The O(log n) factor comes from halving the search space with each iteration. After k iterations, the remaining space is n / 2^k. Setting n / 2^k = 1 and solving gives k = log₂(n).

Common Mistakes

Integer overflow in midpoint. (lo + hi) / 2 overflows when lo + hi > Integer.MAX_VALUE. Always use lo + (hi - lo) / 2.

Wrong loop condition. Using lo < hi when the invariant requires lo <= hi (or vice versa) causes missed elements or infinite loops. Derive the condition from your invariant — do not guess.

Forgetting to exclude mid. Writing lo = mid instead of lo = mid + 1 when mid has already been checked creates an infinite loop when lo == mid (which happens when hi - lo == 1).

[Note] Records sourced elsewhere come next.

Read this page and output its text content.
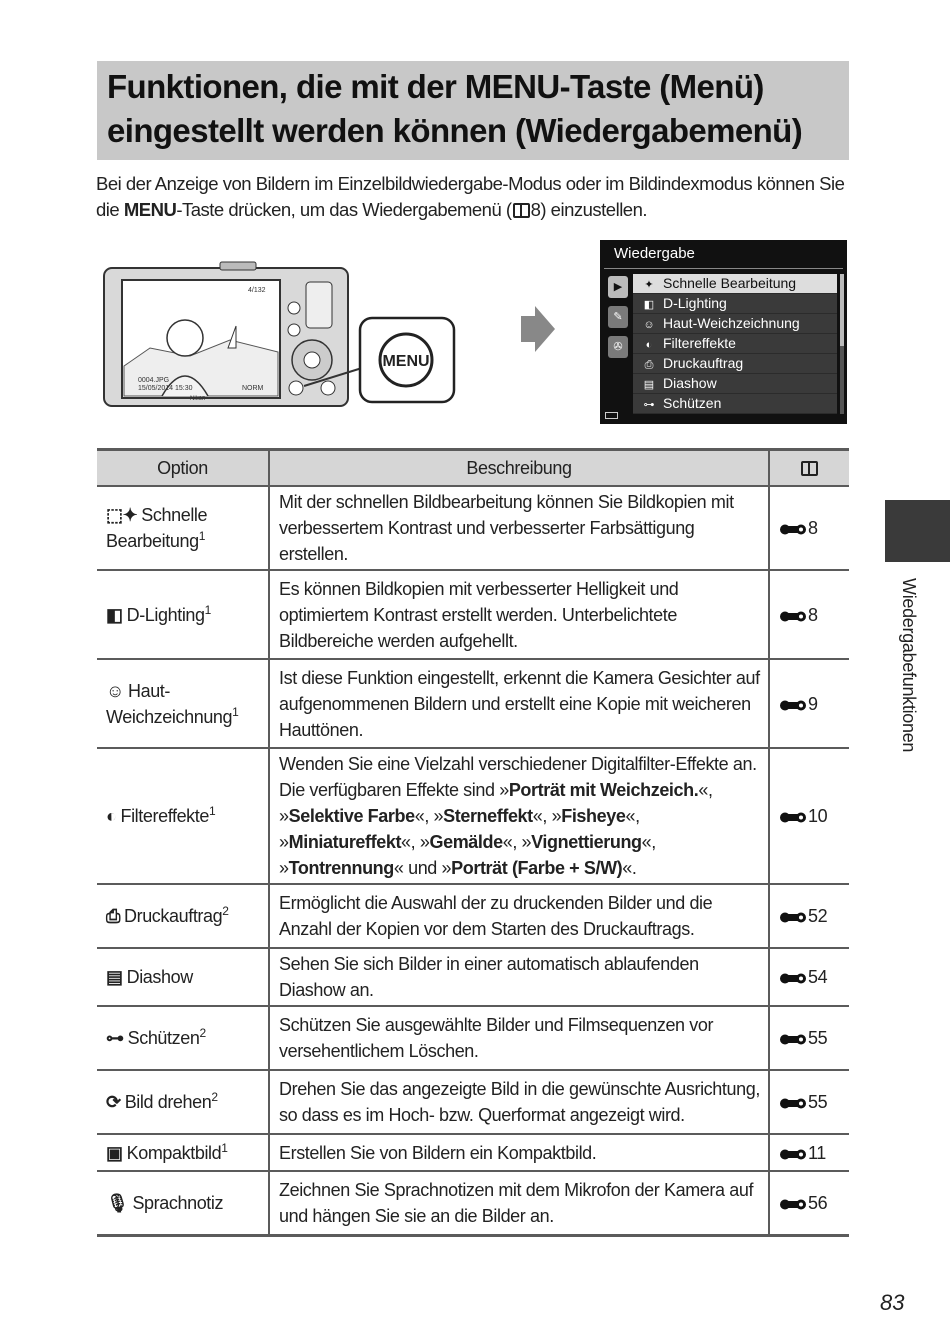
Funktionen, die mit der MENU-Taste (Menü) eingestellt werden können (Wiedergabemenü)

Bei der Anzeige von Bildern im Einzelbildwiedergabe-Modus oder im Bildindexmodus können Sie die MENU-Taste drücken, um das Wiedergabemenü ( 8) einzustellen.

4/132
0004.JPG
15/05/2014 15:30	NORM
Nikon
MENU
Wiedergabe
▶
✎
✇
✦ Schnelle Bearbeitung
◧ D-Lighting
☺ Haut-Weichzeichnung
◐ Filtereffekte
⎙ Druckauftrag
▤ Diashow
⊶ Schützen
Option	Beschreibung	
⬚✦ Schnelle Bearbeitung$^1$	Mit der schnellen Bildbearbeitung können Sie Bildkopien mit verbessertem Kontrast und verbesserter Farbsättigung erstellen.	8
◧ D-Lighting$^1$	Es können Bildkopien mit verbesserter Helligkeit und optimiertem Kontrast erstellt werden. Unterbelichtete Bildbereiche werden aufgehellt.	8
☺ Haut-Weichzeichnung$^1$	Ist diese Funktion eingestellt, erkennt die Kamera Gesichter auf aufgenommenen Bildern und erstellt eine Kopie mit weicheren Hauttönen.	9
◐ Filtereffekte$^1$	Wenden Sie eine Vielzahl verschiedener Digitalfilter-Effekte an. Die verfügbaren Effekte sind »Porträt mit Weichzeich.«, »Selektive Farbe«, »Sterneffekt«, »Fisheye«, »Miniatureffekt«, »Gemälde«, »Vignettierung«, »Tontrennung« und »Porträt (Farbe + S/W)«.	10
⎙ Druckauftrag$^2$	Ermöglicht die Auswahl der zu druckenden Bilder und die Anzahl der Kopien vor dem Starten des Druckauftrags.	52
▤ Diashow	Sehen Sie sich Bilder in einer automatisch ablaufenden Diashow an.	54
⊶ Schützen$^2$	Schützen Sie ausgewählte Bilder und Filmsequenzen vor versehentlichem Löschen.	55
⟳ Bild drehen$^2$	Drehen Sie das angezeigte Bild in die gewünschte Ausrichtung, so dass es im Hoch- bzw. Querformat angezeigt wird.	55
▣ Kompaktbild$^1$	Erstellen Sie von Bildern ein Kompaktbild.	11
🎙 Sprachnotiz	Zeichnen Sie Sprachnotizen mit dem Mikrofon der Kamera auf und hängen Sie sie an die Bilder an.	56
Wiedergabefunktionen
83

Not verifying monotonicity. Applying binary search to a non-monotonic function produces wrong answers silently. Before coding, confirm that the predicate is monotonic.

Off-by-one in answer range. For binary search on answer, setting lo too high or hi too low excludes the correct answer. Think about edge cases: what are the absolute minimum and maximum possible answers?

Interviewer Tips

Binary search is the most commonly tested searching algorithm across all major tech companies. Here is what interviewers look for:

  1. Correct midpoint calculation. Using lo + (hi - lo) / 2 signals that you understand integer overflow. This is a basic expectation.
  2. Clear invariants. State what lo and hi represent before writing the loop. Interviewers reward candidates who reason about correctness rather than hacking until the code passes.
  3. Recognizing “search on answer” problems. Many candidates miss these because the problem does not mention “search” or “sorted array.” Train yourself to spot the monotonic feasibility pattern.
  4. Handling edge cases. Empty arrays, single-element arrays, all-duplicates, target smaller than all elements, target larger than all elements. Test these mentally before declaring your solution complete.
  5. Knowing when binary search does NOT apply. If the data has no monotonic property, say so. Forcing binary search where it does not belong is worse than using linear search.

Binary search looks deceptively simple — three pointers and a while loop. The difficulty lies in getting every detail right under pressure. Practice until the invariant-based approach becomes automatic. When you can write a correct binary search in two minutes without debugging, you own one of the most powerful tools in the interview toolkit.